To develop using Android Studio, install Android Studio and the Android SDK/NDK, then set persistent environment variables. Use the IDE SDK Manager for GUI installs or the command line for scripted installs.

  1. Install Android Studio

    • Download and install from https://developer.android.com/studio.
    • On first run open Tools → SDK Manager:
      • Under SDK Platform, install an Android SDK Platform (e.g. Android 36).
      • Under SDK Tools, install
        • Android SDK Build-Tools
        • Android SDK Platform-Tools
        • Android SDK Command-line Tools.
        • “NDK (Side by side)” and a specific NDK version required by the project (or use the same version referenced in the Dockerfile).
    • (Optional) Install CMake if prompted.
  2. Install or update SDK/NDK from the command line (optional)

    • Use the SDK command-line tools (sdkmanager). Example:
      sdkmanager "platform-tools" "build-tools;33.0.2" "platforms;android-33" "ndk;25.2.9519653" "cmdline-tools;latest"
      
    • Replace versions with the ones your build requires.
  3. Set persistent environment variables

    • Windows (use System → Advanced system settings → Environment Variables or run as Administrator):
      • Recommended: open “Edit the system environment variables” UI and add/modify variables.
      • ANDROID_HOME=C:\Users\User\AppData\Local\Android\Sdk
      • NDK_VERSION=29.0.14206865
  4. Install Go

    • winget install GoLang.Go
  5. Verify installation

    $env:ANDROID_HOME
    go version
    java -version         # must be Java 21
    

Notes

  • Use the exact SDK/NDK versions required by the project (see docker/Dockerfile or project docs).
  • Prefer setting ANDROID_SDK_ROOT (or ANDROID_HOME as a legacy alias) and ANDROID_NDK_HOME so build tools and Gradle can find the SDK/NDK.
  • On Windows prefer the Environment Variables UI to avoid PATH truncation issues with setx.
  • After setting these variables, Android Studio and command-line builds (./gradlew assembleDebug, ./gradlew buildNative) should find the SDK/NDK automatically.

Building

These dependencies and instructions are necessary for building from the command line. If you build using Docker or Android Studio, you don't need to set up and follow them separately.

Dependencies

  1. Android SDK and NDK

    1. Download SDK command line tools from https://developer.android.com/studio#command-line-tools-only.

    2. Unpack the downloaded archive to an empty folder. This path is going to become your ANDROID_HOME folder.

    3. Inside the unpacked cmdline-tools folder, create yet another folder called latest, then move everything else inside it, so that the final folder hierarchy looks as follows.

      cmdline-tools/latest/bin
      cmdline-tools/latest/lib
      cmdline-tools/latest/source.properties
      cmdline-tools/latest/NOTICE.txt
      
    4. Navigate inside cmdline-tools/latest/bin, then execute

      ./sdkmanager "platform-tools" "build-tools;<version>" "platforms;android-<version>" "extras;android;m2repository" "ndk;<version>"
      

      The required tools and NDK will be downloaded automatically.

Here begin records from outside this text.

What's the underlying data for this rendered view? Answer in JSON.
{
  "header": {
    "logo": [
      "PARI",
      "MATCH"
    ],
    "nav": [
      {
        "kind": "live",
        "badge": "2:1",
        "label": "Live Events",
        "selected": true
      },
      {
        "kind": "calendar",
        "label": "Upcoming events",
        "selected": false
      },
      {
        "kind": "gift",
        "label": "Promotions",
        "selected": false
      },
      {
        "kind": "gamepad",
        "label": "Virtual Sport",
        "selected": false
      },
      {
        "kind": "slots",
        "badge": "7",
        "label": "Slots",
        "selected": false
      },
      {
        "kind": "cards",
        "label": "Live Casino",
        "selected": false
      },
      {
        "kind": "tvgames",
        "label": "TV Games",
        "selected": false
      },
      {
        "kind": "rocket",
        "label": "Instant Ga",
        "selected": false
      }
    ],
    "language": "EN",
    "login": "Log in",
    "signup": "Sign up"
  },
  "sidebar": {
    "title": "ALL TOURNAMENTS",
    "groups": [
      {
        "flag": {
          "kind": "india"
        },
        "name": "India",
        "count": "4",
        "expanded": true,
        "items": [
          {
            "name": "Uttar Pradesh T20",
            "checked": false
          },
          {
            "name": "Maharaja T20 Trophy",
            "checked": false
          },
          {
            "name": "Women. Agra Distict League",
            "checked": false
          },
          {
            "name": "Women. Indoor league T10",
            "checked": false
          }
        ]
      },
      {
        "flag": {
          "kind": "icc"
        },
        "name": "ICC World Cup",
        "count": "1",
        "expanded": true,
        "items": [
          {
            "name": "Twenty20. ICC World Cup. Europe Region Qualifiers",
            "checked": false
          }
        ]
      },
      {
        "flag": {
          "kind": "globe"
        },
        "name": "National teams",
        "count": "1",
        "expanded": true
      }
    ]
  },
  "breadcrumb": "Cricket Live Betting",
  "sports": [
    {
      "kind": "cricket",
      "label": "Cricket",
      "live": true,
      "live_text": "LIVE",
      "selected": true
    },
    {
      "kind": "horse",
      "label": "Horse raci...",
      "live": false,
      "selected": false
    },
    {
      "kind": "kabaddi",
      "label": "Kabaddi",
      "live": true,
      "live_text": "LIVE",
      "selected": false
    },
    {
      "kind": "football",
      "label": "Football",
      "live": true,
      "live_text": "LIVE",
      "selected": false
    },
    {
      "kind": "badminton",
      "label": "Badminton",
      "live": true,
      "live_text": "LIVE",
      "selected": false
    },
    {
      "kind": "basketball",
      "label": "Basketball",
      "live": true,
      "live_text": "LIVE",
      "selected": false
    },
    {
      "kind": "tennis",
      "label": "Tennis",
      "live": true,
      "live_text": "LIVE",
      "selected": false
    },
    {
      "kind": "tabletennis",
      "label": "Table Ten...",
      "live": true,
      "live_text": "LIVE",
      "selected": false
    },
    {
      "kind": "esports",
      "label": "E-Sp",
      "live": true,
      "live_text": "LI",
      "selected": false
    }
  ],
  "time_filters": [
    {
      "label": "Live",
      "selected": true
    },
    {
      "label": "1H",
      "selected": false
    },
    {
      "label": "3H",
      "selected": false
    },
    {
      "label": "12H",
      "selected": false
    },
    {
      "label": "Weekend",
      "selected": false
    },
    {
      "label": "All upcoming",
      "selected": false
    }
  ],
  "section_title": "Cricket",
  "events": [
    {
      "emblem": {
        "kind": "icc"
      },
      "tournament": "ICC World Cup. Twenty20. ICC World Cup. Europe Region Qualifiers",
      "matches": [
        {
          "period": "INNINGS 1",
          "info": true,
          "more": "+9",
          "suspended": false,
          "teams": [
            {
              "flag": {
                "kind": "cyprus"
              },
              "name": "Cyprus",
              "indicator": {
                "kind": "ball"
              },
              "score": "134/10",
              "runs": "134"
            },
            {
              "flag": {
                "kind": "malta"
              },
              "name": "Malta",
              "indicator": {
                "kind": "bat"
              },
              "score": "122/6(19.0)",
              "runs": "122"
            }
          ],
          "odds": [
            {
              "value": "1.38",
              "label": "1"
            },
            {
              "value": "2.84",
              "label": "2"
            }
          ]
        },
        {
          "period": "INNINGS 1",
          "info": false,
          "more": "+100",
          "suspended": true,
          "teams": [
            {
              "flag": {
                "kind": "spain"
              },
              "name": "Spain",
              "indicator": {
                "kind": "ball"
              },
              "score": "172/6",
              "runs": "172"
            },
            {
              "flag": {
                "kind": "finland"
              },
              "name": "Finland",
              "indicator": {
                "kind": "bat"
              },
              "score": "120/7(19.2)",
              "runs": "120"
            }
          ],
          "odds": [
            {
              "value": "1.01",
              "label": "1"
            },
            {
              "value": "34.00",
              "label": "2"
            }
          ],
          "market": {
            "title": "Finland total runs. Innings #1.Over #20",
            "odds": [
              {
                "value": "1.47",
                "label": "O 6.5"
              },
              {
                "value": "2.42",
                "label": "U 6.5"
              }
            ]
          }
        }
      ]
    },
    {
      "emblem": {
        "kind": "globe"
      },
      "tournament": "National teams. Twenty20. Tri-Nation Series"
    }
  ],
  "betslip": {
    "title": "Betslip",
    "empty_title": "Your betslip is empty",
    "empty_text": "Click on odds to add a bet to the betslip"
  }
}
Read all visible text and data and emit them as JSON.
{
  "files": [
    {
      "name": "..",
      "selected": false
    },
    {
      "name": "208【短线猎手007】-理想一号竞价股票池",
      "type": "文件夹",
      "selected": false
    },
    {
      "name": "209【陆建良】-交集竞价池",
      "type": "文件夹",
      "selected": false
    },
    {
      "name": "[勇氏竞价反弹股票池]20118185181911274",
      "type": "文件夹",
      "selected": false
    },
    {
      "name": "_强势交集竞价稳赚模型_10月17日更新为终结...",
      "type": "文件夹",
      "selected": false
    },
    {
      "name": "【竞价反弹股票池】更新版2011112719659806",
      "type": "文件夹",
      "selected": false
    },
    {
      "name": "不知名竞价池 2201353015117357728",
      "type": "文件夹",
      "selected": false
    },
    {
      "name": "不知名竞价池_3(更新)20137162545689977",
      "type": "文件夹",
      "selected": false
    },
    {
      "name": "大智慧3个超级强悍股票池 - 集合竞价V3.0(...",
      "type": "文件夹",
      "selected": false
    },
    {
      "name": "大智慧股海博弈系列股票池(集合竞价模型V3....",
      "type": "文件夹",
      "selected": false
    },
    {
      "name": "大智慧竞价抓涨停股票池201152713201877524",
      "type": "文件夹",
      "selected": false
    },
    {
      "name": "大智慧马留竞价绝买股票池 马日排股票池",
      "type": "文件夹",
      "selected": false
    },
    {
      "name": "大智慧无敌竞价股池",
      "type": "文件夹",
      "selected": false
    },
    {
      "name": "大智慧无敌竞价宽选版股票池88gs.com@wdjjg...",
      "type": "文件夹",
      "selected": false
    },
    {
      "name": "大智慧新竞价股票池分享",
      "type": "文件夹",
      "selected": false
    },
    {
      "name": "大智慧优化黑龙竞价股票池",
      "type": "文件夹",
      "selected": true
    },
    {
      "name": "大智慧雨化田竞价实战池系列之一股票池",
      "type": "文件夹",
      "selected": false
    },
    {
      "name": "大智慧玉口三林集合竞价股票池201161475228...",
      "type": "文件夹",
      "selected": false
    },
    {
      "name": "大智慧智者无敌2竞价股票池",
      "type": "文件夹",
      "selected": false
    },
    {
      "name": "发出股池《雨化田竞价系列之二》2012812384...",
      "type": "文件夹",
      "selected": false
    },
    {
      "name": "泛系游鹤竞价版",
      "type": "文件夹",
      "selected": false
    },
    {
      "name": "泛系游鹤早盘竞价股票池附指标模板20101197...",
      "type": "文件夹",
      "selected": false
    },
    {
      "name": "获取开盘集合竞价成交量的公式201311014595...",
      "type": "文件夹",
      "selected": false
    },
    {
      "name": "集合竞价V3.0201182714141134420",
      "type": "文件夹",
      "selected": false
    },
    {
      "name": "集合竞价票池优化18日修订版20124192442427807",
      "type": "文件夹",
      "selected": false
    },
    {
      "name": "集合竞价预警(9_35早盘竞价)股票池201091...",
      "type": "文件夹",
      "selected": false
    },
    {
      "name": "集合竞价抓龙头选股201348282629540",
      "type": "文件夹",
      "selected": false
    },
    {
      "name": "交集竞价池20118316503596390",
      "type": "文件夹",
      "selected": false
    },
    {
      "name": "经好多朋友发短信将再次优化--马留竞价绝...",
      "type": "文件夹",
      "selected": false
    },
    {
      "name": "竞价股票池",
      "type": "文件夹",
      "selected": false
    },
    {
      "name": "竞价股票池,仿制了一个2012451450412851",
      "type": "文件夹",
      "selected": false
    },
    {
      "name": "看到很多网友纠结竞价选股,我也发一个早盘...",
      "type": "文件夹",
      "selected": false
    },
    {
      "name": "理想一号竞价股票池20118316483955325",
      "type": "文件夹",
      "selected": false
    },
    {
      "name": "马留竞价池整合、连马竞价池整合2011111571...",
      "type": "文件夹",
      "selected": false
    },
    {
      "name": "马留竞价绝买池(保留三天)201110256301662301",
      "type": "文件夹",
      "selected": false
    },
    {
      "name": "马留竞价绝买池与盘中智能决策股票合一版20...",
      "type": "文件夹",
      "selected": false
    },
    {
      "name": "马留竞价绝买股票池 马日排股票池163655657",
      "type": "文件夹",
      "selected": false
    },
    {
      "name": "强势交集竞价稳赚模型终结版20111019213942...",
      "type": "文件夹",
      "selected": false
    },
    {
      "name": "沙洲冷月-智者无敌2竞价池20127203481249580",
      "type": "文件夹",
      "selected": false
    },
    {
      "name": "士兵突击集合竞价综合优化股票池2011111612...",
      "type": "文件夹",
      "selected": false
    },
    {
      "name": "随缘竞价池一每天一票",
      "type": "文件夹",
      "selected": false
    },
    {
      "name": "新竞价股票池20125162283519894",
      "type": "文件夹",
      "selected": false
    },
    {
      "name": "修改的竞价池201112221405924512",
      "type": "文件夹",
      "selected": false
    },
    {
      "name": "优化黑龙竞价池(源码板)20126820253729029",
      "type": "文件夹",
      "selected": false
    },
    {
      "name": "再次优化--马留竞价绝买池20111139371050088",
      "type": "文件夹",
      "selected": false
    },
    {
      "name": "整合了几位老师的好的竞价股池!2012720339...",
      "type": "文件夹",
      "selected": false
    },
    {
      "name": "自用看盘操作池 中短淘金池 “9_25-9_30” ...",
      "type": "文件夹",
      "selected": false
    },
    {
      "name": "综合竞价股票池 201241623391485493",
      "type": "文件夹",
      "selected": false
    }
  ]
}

      NOTE: You should check Dockerfile for the specific version numbers to insert in the command above.

  2. Go (see https://docs.syncthing.net/dev/building#prerequisites for the required version)

  3. Java version 11 (if not present in $PATH, you might need to set $JAVA_HOME accordingly)

  4. Python version 3

Build instructions

  1. Clone the project with
    git clone https://github.com/syncthing/syncthing-android.git --recursive
    
    Alternatively, if already present on the disk, run
    git submodule init && git submodule update
    
    in the project folder.
  2. Make sure that the ANDROID_HOME environment variable is set to the path containing the Android SDK (see Dependecies).
  3. Navigate inside syncthing-android, then build the APK file with
    ./gradlew buildNative
    ./gradlew assembleDebug
    
  4. Once completed, app-debug.apk will be present inside app/build/outputs/apk/debug.

NOTE: On Windows, you must use the Command Prompt (and not PowerShell) to compile. When doing so, in the commands replace all forward slashes / with backslashes \.

License

The project is licensed under the MPLv2.